In studies that induced obesity in rodents, a reduction of plasmatic glutathione dismutase and superoxide dismutase, which are markers of antioxidant enzymes, was observed, associated with high levels of plasmatic TNF-α and IL-6 as pro-inflammatory markers. Therefore, it is noted that in the model of this work, when providing a hyperlipidic diet, the metabolic and structural abnormalities mimicked human obesity [44,58].

Similarly, insulin resistance generated in adipose tissue causes lipolysis to occur, increasing the release of free fatty acids into the circulation, and consequently elevates very low density lipoprotein (VLDL) concentrations and triglyceride synthesis in the adipose tissue. The accumulation of fat in the liver causes a decrease in liver function [59]. In addition, these conditions also contribute to the appearance of alterations in the serum lipid profile, such as high triglycerides, a decrease in high-density lipoprotein (HDL) and an increase in low-density lipoprotein (LDL), favoring the onset of dyslipidemia [60].

In this sense, the study of medicinal plants in the treatment of non-communicable chronic diseases has aroused the interest of researchers, with a view to studying the benefits of medicinal plants in the discovery of drugs for the treatment of diseases, based on different isolated bioactive compounds [61]. As the molecular control of the components found in medicinal plants is understood, it is possible to observe potential benefits in the prevention and treatment of current diseases [62].

Medicinal plants and their constituents may represent promising candidates for the treatment of obesity.
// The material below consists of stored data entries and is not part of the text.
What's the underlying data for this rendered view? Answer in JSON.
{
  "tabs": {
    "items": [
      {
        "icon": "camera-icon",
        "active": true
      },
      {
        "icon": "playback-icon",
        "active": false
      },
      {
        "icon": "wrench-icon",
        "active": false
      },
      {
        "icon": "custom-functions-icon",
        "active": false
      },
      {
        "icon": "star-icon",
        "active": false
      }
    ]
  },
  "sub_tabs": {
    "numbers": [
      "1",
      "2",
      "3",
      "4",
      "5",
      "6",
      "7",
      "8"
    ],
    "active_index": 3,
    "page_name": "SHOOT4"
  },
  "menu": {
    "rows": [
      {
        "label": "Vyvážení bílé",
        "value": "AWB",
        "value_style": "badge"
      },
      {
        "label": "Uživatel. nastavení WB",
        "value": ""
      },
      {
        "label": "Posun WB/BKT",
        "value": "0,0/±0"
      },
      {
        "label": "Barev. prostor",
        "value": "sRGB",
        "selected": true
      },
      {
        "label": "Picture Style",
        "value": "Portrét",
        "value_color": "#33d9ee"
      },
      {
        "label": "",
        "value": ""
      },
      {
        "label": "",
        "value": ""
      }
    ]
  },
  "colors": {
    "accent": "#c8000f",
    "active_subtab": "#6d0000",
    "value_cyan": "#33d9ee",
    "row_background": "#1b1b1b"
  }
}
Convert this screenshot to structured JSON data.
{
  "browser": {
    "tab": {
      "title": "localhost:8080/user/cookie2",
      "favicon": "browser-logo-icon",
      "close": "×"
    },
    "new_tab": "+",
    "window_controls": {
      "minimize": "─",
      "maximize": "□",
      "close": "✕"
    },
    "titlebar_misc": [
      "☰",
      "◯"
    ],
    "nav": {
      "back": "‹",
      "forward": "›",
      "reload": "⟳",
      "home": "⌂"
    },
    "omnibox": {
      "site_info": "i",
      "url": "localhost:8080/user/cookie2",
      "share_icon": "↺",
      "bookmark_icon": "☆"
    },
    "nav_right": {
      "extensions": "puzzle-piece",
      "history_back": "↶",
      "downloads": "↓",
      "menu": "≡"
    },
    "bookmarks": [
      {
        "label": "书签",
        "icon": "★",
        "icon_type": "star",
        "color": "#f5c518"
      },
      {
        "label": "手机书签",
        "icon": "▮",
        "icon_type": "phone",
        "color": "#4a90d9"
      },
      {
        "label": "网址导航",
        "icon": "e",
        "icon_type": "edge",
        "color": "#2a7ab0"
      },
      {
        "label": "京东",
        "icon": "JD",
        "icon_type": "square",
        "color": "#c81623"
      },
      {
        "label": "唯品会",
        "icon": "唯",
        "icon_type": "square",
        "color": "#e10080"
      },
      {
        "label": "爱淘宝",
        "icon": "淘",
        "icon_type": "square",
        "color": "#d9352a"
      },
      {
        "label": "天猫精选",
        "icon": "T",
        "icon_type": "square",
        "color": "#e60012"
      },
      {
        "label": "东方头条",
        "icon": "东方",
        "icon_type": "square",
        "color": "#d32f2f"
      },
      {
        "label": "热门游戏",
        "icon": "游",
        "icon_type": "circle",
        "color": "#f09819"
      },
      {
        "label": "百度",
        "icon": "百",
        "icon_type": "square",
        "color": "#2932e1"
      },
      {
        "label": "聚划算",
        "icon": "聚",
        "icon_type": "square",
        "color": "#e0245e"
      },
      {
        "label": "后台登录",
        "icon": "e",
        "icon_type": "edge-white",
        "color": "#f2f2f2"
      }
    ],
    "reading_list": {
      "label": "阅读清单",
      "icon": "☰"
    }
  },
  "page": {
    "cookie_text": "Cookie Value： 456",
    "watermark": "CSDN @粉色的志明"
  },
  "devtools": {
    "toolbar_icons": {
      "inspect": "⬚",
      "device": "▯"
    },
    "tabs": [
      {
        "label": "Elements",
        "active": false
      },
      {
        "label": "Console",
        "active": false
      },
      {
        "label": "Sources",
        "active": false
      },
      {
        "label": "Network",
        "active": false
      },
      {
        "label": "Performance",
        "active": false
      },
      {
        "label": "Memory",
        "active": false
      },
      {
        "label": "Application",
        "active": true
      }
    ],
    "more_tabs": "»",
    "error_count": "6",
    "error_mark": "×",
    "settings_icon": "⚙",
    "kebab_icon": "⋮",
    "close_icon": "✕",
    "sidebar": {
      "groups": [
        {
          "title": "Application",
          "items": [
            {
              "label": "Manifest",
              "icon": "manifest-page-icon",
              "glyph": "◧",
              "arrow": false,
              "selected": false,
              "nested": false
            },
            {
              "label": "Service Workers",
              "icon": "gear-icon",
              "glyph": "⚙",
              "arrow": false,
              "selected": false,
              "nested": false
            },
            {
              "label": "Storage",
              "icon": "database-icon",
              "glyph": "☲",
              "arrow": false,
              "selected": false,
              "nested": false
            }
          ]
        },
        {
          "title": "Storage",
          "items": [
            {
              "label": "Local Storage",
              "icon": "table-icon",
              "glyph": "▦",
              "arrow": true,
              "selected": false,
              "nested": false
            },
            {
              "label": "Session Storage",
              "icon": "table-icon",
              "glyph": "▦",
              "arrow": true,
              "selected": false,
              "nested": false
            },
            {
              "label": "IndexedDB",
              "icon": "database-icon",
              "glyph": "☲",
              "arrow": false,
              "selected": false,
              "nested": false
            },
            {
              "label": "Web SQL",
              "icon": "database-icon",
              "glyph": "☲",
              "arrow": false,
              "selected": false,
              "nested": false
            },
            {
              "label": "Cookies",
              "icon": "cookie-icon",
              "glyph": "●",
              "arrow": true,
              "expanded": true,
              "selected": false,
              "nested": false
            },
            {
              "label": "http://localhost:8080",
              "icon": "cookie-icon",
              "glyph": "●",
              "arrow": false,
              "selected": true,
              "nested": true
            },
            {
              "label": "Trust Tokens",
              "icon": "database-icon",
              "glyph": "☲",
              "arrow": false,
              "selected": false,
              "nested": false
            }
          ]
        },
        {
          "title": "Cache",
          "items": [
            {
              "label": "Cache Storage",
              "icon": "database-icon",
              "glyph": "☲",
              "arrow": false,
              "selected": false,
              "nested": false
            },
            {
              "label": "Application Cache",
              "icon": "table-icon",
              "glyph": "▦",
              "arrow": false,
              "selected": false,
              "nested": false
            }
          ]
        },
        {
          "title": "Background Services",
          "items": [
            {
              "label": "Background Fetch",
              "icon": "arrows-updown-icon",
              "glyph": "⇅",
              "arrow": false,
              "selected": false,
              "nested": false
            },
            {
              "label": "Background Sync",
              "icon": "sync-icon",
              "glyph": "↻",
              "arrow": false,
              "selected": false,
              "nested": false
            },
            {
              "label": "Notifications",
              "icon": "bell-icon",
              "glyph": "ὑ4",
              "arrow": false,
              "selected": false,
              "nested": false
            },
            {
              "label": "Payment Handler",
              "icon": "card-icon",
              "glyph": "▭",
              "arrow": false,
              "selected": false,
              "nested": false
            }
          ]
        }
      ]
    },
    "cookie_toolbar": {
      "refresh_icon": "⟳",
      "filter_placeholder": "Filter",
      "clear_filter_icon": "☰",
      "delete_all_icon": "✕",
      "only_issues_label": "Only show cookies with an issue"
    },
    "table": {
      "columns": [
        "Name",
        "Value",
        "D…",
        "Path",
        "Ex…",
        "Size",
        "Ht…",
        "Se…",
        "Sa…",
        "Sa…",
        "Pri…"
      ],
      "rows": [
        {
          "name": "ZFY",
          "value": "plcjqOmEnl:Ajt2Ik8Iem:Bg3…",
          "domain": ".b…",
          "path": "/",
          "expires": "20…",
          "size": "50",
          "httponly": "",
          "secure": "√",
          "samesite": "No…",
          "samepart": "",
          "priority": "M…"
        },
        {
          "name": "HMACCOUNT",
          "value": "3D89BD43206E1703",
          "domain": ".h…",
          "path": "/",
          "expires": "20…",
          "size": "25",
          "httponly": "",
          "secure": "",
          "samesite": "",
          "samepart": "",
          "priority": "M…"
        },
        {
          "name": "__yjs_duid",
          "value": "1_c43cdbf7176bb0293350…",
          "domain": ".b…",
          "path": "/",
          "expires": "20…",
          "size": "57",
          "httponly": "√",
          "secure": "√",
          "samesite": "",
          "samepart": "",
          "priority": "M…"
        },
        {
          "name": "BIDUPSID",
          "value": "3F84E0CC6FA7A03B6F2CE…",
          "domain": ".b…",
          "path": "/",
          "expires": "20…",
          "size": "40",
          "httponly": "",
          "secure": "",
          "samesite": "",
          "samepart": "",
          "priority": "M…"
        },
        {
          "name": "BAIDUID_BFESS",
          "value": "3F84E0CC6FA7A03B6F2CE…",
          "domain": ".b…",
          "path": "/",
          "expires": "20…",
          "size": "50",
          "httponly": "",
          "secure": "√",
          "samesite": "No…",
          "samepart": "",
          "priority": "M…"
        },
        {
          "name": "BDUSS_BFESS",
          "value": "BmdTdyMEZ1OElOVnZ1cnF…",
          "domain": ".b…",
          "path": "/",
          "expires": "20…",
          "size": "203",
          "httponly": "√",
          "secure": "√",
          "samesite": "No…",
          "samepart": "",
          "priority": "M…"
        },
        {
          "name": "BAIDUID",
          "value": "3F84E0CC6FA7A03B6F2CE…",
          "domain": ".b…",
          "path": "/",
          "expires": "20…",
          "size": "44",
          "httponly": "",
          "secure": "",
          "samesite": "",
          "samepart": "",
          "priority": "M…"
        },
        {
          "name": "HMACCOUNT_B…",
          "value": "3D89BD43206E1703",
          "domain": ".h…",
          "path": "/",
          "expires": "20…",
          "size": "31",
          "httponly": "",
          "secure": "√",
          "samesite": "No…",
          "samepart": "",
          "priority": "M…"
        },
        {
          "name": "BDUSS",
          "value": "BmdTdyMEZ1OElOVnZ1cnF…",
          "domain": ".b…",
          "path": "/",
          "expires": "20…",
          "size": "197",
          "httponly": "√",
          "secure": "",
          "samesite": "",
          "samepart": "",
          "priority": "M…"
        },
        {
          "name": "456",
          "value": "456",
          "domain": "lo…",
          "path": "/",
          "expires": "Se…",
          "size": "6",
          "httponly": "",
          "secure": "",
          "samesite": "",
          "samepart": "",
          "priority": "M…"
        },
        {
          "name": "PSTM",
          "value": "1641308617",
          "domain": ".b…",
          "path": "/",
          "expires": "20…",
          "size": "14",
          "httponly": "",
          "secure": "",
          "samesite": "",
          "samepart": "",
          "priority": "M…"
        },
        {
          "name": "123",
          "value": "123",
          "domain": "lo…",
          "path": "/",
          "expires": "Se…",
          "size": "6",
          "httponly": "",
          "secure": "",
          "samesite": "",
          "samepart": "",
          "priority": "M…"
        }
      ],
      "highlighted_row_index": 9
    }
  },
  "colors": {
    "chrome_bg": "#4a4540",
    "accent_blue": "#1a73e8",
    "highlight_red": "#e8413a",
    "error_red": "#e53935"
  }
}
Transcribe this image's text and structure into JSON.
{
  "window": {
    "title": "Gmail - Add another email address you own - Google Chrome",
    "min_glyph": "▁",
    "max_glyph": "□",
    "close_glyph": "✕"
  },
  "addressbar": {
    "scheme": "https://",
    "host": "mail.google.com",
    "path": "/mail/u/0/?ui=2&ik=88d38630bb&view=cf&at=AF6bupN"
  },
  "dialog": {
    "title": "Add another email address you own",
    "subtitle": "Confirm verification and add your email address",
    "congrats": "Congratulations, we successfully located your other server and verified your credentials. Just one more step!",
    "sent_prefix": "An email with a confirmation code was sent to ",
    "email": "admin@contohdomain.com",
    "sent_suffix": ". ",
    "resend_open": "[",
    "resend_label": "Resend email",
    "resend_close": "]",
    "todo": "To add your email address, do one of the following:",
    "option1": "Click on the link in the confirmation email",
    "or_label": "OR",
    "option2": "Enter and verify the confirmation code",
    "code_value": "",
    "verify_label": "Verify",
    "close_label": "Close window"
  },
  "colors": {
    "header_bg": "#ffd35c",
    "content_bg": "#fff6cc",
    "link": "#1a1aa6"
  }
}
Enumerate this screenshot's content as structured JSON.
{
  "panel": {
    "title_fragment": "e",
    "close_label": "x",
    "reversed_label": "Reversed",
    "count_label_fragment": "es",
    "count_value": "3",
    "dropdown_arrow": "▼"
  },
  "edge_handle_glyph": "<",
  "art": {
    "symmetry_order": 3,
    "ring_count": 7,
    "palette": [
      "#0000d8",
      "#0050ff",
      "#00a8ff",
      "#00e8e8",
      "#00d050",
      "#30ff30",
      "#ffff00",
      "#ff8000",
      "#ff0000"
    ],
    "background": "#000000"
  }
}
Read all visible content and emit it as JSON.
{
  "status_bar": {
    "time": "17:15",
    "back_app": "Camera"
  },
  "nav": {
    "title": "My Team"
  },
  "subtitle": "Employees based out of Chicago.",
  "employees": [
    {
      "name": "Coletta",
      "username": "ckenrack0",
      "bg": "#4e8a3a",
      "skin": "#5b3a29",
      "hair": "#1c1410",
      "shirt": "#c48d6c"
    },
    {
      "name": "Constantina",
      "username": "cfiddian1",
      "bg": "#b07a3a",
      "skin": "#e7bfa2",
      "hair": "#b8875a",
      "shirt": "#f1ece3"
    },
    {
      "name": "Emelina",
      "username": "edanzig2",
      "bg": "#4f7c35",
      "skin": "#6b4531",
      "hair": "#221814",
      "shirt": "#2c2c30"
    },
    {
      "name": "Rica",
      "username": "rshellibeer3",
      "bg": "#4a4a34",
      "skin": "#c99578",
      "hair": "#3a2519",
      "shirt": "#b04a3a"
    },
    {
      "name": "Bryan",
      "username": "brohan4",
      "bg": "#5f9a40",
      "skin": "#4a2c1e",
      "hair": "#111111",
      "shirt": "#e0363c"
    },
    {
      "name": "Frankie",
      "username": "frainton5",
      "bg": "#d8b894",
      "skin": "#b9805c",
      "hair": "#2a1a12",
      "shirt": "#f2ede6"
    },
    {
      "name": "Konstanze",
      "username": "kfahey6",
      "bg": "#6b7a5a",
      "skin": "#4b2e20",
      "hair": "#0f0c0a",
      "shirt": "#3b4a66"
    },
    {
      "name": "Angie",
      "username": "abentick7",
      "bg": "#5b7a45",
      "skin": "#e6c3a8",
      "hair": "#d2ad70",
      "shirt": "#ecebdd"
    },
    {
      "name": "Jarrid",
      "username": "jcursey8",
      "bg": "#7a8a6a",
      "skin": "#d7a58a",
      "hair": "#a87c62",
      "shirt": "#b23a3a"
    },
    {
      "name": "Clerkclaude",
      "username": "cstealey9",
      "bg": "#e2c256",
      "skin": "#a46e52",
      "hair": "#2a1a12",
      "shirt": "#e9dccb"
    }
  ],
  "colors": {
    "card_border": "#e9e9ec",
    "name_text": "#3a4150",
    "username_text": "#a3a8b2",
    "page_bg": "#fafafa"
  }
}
Several medicinal plants and their active constituents show beneficial anti-obesity effects in vivo. Of all drugs available in therapy, around 25–30% are produced from natural products (plants, microorganisms, and animals) or are derived from these products [63]. On the other hand, the use of plants to counteract and/or prevent obesity is still poorly studied [64].

5. Conclusions

In the study, it was possible to verify that the aqueous extract of G. gardneriana at a dose of 200 mg/kg had a positive impact on food intake and HDL-c concentrations. The other groups, and even the HF AQ 200 group, did not show antioxidant or anti-inflammatory effects, and did not prevent weight gain, adiposity or changes in the lipid or glycemic profile.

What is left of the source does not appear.